As Clocks & Clouds has continued to evolve we have continually tried to find our niche and place where our music and expertise can best serve. We started our journey with a lot of hopes and dreams. We had a desire to find focus for the band. As you can tell this blog has been a little all over the map. We haven’t found the consistency that we had hoped for with blogging, and similarly the focus made the blog nothing more than a write up of the latest news from C&C.
We as a band have made a new commitment to our blog and a new focus. Over the years we have gone into several schools and in particular orchestra programs and worked with students. We have a huge passion for education and would love it if time would allow for us to go into schools more often to inspire and educate kids. Unfortunately for us, this isn’t in the cards. My new hope for the blog is potentially the next best thing. We aim to be a resource to music teachers, and in particular orchestra teachers. we hope to be a resource on how to bring alternative styles of music into their classroom. I have seen plenty of programs purchase the latest hits and use them as the “pops selection” for their concert. I am not talking about simply buying the latest top 40 hit and playing it once with your orchestra to appease the desires of your students. I am talking about using alternative music in your program to have the most impact for the future. I’m talking about teaching kids how to improvise, compose, and understand how the Beatles and Beethoven are similar and different. I want kids to connect emotionally to every piece they play, and I believe rock music is one of the answers to accomplish this goal.
I have noticed two things in music education. The first is orchestra programs are being cut all around the country. Sometimes these programs are cut because of budget reasons, while other times a program is cut because of lack of numbers. The second thing I notice is that alternative music in string programs is too often not present. I think this is because some teachers are stubborn, while other teachers are scared. I’m hear to talk to the ones that are scared. Over the course of several months we will help you understand and realize that alternative music in orchestra programs is not a scary thing. In fact I have a strong belief that bringing in new styles of music to your program will revitalize and in some cases save your program.
You might ask yourselves right now, “why does this guy have any credibility to write about education?” The answer is simple. I am an educator. I always tell people that by day I’m a teacher and by night I play rock and roll, and sometimes I combine both worlds for the greater good of all. I have taught high school orchestra in three districts and each year I have seen an increase in enrollment, but most importantly I have seen kids fall more and more in love with playing music. I have heard story after story of kids telling me that they never used to practice their instruments and now they are practicing their violin every day. I work hard every day to create a community of students who all strive to do one thing; rock out. They rock out whether it’s Mozart or AC/DC.
The next question you may ask yourself is why would you try to destroy a tradition that has been established for hundreds of years? My answer is that I don’t destroy the tradition but build it up. What I do is establishes the importance of Beethoven and Brahms. In fact, I have a strong conviction that what I do as a teacher and performer highlights the greatness of what these composers do. I encourage students to love classical music just as much as rock. I have made many kids fall in love with classical music and have had many kids put the complete Beethoven Symphony cycle on their ipods.

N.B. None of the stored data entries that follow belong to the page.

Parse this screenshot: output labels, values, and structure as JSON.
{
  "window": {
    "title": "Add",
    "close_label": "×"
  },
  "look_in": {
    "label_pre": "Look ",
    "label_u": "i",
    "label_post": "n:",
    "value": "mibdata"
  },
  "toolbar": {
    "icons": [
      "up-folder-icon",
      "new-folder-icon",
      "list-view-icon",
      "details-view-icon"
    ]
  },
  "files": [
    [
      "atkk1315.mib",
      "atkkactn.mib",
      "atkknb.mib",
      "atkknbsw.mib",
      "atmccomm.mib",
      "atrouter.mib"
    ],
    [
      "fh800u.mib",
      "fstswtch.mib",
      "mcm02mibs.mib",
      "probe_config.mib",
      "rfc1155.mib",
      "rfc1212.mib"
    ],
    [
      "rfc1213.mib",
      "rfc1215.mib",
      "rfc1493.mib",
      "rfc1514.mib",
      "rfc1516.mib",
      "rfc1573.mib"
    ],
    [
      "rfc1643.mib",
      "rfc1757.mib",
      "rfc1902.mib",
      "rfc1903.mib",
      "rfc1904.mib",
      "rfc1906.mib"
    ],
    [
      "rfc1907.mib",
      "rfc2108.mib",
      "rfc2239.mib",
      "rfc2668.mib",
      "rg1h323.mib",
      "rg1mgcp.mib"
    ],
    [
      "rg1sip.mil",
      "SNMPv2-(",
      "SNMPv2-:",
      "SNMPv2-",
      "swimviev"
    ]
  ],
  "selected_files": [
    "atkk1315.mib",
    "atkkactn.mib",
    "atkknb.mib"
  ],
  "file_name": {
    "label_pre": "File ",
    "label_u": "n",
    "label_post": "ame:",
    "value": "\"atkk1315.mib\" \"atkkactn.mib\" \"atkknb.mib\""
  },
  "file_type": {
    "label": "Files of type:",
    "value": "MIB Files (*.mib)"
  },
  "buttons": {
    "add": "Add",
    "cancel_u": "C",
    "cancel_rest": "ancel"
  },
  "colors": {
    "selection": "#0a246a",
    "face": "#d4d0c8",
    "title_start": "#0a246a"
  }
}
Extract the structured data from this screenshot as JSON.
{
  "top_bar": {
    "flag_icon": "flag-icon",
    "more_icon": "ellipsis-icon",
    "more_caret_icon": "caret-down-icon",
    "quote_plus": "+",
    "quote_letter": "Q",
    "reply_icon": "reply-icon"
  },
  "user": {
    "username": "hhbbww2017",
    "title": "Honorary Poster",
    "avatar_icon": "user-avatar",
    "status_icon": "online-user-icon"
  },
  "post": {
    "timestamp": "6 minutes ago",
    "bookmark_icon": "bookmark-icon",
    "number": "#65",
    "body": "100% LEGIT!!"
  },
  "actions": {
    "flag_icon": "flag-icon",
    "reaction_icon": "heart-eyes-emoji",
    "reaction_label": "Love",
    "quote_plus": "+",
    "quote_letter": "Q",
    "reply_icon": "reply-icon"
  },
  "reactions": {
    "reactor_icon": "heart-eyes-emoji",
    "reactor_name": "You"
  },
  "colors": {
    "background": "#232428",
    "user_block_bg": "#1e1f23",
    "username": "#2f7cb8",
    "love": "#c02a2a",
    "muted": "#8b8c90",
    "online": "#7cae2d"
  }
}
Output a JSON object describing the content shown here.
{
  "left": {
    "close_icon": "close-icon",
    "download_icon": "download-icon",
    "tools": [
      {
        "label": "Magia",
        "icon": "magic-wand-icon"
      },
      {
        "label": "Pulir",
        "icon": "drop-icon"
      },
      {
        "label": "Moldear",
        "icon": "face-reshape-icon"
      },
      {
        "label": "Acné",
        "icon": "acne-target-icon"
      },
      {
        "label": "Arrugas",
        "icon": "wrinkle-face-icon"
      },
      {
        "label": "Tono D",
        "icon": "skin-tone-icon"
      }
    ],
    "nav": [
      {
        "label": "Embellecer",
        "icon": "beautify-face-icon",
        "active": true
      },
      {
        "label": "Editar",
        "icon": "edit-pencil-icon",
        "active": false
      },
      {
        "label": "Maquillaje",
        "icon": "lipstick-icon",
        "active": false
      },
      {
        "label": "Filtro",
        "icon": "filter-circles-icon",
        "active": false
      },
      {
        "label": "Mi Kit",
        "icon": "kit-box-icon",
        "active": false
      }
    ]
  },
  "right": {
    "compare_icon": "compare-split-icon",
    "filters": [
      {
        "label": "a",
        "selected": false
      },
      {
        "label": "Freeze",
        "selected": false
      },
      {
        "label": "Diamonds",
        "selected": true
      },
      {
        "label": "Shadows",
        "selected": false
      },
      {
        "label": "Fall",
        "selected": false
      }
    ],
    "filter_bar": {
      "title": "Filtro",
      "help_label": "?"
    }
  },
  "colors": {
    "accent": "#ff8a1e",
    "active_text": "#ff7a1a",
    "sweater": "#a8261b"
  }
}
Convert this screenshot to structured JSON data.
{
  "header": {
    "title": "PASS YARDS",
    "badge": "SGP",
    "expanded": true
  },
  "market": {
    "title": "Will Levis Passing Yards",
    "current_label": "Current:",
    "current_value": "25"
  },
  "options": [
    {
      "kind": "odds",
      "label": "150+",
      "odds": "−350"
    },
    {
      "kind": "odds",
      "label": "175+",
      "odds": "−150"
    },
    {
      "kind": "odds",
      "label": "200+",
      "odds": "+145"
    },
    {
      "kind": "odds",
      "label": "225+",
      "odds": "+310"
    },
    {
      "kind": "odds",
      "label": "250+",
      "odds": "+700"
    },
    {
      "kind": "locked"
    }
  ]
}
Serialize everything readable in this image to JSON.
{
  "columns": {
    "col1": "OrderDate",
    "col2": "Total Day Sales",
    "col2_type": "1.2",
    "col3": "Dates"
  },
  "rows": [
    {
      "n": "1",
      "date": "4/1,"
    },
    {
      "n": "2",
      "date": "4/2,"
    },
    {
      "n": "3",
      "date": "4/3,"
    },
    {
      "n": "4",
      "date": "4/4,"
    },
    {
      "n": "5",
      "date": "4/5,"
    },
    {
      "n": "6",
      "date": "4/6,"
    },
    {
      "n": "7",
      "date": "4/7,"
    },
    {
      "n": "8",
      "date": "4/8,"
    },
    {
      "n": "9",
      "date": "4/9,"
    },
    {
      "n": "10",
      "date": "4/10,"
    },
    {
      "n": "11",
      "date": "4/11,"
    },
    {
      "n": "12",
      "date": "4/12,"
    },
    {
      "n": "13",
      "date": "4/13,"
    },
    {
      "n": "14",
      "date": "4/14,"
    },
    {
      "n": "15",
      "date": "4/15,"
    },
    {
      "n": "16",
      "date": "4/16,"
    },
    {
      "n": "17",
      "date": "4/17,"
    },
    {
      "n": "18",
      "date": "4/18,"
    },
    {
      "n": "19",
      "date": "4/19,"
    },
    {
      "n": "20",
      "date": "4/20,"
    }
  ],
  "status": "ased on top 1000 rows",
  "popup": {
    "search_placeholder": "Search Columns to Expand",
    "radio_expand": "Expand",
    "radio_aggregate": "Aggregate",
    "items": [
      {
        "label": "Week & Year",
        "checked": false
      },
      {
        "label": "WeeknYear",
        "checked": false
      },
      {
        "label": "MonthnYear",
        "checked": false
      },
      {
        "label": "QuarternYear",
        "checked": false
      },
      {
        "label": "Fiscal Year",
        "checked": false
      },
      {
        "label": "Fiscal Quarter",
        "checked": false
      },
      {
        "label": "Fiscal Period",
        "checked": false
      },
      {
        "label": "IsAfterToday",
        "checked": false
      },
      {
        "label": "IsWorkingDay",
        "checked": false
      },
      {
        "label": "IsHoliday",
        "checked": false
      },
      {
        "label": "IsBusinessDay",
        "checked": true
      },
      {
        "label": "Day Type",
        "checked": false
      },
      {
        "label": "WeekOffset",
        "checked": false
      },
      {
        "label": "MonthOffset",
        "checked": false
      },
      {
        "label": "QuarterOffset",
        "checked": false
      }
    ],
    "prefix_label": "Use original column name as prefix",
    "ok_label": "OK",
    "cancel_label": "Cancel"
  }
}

As I continue to write you will see more and more of my philosophy with music education in the orchestra program. Most importantly, I simply want the best for my students and want to create the best music experience possible. Some of the things I share will be my failures as well as my successes. You may read this blog and disagree with my thoughts. I want to learn from you and I hope we can begin an open dialogue on how to fix an out of date system. I also want to hear from your successes as well as any thoughts you have on what I am hoping to discuss. My hope is that as this blog continues to evolve that I can get some guest bloggers to share some new and different insights.
I’m really looking forward to this new journey and I hope to learn a lot through my experiences. I hope you too can join me in creating a better music making experience for students across the country.